Are you continue to doing issues that scare you? Issues that give your coronary heart a skip? I can’t think about life with out a wholesome dose of worry. A reminder that you simply’re nonetheless alive.
Some issues I’ve discovered to this point in my 31 years:
- Relationships take effort
- My dad and mom are getting previous
- Be open to new concepts
- Eat numerous veggies
- Cash is only a instrument, happiness is earned
- There’s no gentle with darkish, happiness with out disappointment
- Love is messy
Did I miss some? These had been high of thoughts. However, I’m certain I’ll uncover extra on my journey to older you. I hope I keep in mind these tomorrow.
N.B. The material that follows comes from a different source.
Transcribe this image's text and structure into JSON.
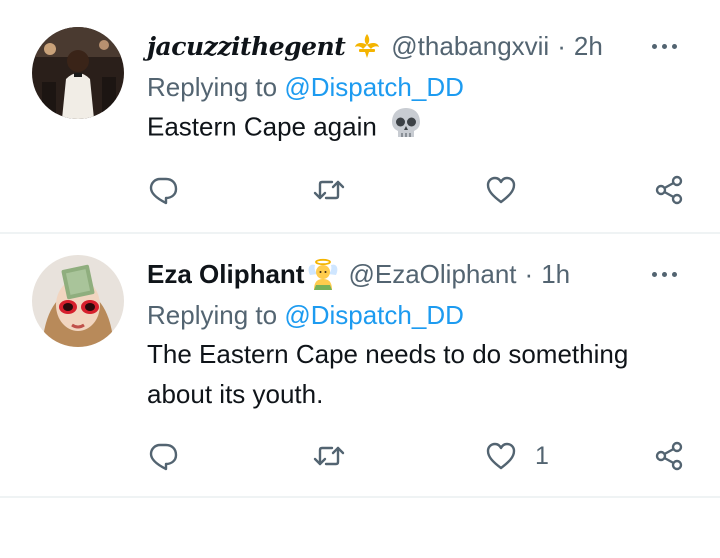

One concept that I’ve not too long ago been considering rather a lot about are reminiscence dividends. I suppose when one is previous and bodily restricted, one can depend on previous recollections. Reminiscences of accomplishment, time with household and buddies, unrequited love, and adventures of previous. Revisiting these on a rocking chair doesn’t appear so dangerous. I type of sit up for it.
I ponder what the following few a long time will maintain. Know-how is high of thoughts for me. The final 30 years have been an unimaginable time to be alive. We bought to witness the growth of the web, video calls throughout the globe, robotic surgical procedure, and electrical automobiles.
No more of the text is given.